News Bola Daerah Sulawesi Sumatera Jabar Banten Jateng DI Yogya Jatim Bali

Rencana Tim Asesor Aktivis HAM Diprotes, Amnesty: Negara Tak Berhak Tentukan Pembela HAM

Amnesty kritik rencana tim asesor Kementerian HAM. Dinilai berbahaya, negara tak berwenang menentukan status pembela HAM.
Kamis, 30 April 2026 - 20:51 WIB
Menteri HAM, Natalius Pigai.
Sumber :
  • Antara

Jakarta, tvOnenews.com – Rencana Kementerian HAM RI membentuk tim asesor untuk menentukan status pembela hak asasi manusia (HAM) memicu kritik keras dari berbagai kalangan. Amnesty International Indonesia menilai kebijakan tersebut bukan hanya keliru, tetapi juga berpotensi membahayakan kebebasan sipil.

Deputi Direktur Amnesty International Indonesia, Wirya Adiwena, menegaskan bahwa negara tidak memiliki kewenangan, baik secara moral maupun hukum, untuk menentukan siapa yang layak disebut sebagai pembela HAM.

ADVERTISEMENT

GULIR UNTUK LANJUT BACA

“Langkah ini berbahaya dan mencederai prinsip dasar HAM. Negara tidak punya legitimasi untuk menentukan siapa yang boleh atau tidak boleh disebut sebagai pembela HAM,” ujar Wirya, Kamis (30/4/2026).

Dinilai Mengancam Ruang Sipil

Menurut Amnesty, kebijakan tersebut justru berpotensi mempersempit ruang sipil di Indonesia.
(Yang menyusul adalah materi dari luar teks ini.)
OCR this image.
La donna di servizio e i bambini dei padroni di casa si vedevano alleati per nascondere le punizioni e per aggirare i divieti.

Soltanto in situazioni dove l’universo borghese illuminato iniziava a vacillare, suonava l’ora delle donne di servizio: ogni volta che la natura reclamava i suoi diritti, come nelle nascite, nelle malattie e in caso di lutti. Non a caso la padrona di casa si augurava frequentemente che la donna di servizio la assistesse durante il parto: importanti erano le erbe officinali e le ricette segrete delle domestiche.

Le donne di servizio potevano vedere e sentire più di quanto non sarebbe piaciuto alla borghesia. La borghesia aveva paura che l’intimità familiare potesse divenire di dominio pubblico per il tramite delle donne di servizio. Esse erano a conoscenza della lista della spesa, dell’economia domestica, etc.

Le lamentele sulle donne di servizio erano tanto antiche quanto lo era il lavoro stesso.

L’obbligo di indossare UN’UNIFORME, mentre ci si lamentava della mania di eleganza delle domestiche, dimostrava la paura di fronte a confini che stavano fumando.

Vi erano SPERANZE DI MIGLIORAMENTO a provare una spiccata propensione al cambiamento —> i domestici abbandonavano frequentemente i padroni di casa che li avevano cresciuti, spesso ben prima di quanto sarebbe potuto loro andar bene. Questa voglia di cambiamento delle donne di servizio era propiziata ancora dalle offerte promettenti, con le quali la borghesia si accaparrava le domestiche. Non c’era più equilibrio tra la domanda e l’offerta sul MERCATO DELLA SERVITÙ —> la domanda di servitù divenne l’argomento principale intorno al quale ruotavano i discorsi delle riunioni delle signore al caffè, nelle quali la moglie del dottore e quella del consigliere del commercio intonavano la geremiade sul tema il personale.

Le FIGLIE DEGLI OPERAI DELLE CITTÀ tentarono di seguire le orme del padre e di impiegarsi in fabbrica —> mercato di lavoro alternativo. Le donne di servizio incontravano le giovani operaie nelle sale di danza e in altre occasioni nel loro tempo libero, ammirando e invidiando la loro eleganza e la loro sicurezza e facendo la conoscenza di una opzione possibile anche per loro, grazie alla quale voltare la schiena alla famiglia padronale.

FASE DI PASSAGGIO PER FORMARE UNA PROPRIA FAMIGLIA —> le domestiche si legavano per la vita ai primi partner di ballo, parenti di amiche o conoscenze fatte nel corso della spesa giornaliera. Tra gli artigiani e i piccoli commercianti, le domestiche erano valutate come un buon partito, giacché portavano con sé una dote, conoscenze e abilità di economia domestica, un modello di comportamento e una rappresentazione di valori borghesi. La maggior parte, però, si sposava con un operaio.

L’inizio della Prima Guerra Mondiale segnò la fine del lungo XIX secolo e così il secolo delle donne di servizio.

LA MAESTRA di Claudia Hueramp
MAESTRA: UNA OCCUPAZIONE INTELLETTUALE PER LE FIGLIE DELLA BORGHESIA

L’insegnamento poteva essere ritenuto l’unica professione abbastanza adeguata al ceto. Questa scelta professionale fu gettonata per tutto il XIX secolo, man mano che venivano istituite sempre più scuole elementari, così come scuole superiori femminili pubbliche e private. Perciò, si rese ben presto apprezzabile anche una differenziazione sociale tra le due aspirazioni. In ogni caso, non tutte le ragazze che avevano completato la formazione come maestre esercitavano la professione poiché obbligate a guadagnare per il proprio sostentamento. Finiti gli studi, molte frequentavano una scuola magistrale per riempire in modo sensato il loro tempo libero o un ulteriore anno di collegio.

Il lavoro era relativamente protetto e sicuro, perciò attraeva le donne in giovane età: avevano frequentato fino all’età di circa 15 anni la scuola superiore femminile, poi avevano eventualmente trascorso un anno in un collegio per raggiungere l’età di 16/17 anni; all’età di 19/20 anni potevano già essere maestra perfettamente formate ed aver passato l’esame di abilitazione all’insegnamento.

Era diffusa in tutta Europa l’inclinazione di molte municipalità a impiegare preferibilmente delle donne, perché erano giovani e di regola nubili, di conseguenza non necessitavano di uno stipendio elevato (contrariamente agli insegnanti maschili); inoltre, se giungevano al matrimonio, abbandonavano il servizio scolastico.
Ketika pemerintah mengambil alih peran dalam menentukan status aktivis, hal itu dinilai sebagai bentuk penguasaan terhadap ruang publik, bukan perlindungan.

Wirya menyebut, jika kebijakan ini tetap dijalankan, maka akan membuka celah bagi negara untuk mengontrol narasi dan peran aktivisme di masyarakat.

“Yang terjadi bukan perlindungan, melainkan monopoli terhadap ruang sipil,” tegasnya.

Disamakan dengan Praktik Orde Baru

Lebih jauh, Amnesty menilai gagasan pembentukan tim asesor ini mengingatkan pada praktik lama di era Orde Baru, khususnya program skrining atau penelitian khusus (Litsus).

Program tersebut pada masanya digunakan untuk menyeleksi warga negara berdasarkan keselarasan dengan kepentingan penguasa.

“Ini mirip dengan semangat Litsus di masa Orde Baru, yang digunakan untuk menyaring warga negara yang dianggap tidak sejalan,” ungkap Wirya.

Bertentangan dengan Prinsip Internasional

Amnesty juga menilai rencana tersebut bertentangan dengan standar internasional, khususnya Perserikatan Bangsa-Bangsa terkait Deklarasi Pembela HAM.

Dalam prinsip tersebut, setiap individu memiliki hak untuk menjadi pembela HAM selama memperjuangkan nilai-nilai kemanusiaan secara damai, tanpa perlu pengakuan administratif dari negara.

Pendekatan pemerintah yang ingin memberikan label dinilai justru keliru arah. Negara seharusnya hadir sebagai pelindung, bukan pihak yang menentukan legitimasi aktivisme.

Aktivis Profesional Tetap Pembela HAM

Selain itu, Amnesty juga mengkritik pandangan yang menyebut aktivis HAM tidak boleh menerima bayaran atau bekerja secara profesional.

Menurut Wirya, pandangan tersebut terlalu sempit dan berpotensi menyesatkan publik.

“Jurnalis, advokat, hingga pendamping korban tetap bisa menjadi pembela HAM meskipun mereka bekerja secara profesional dan menerima upah,” jelasnya.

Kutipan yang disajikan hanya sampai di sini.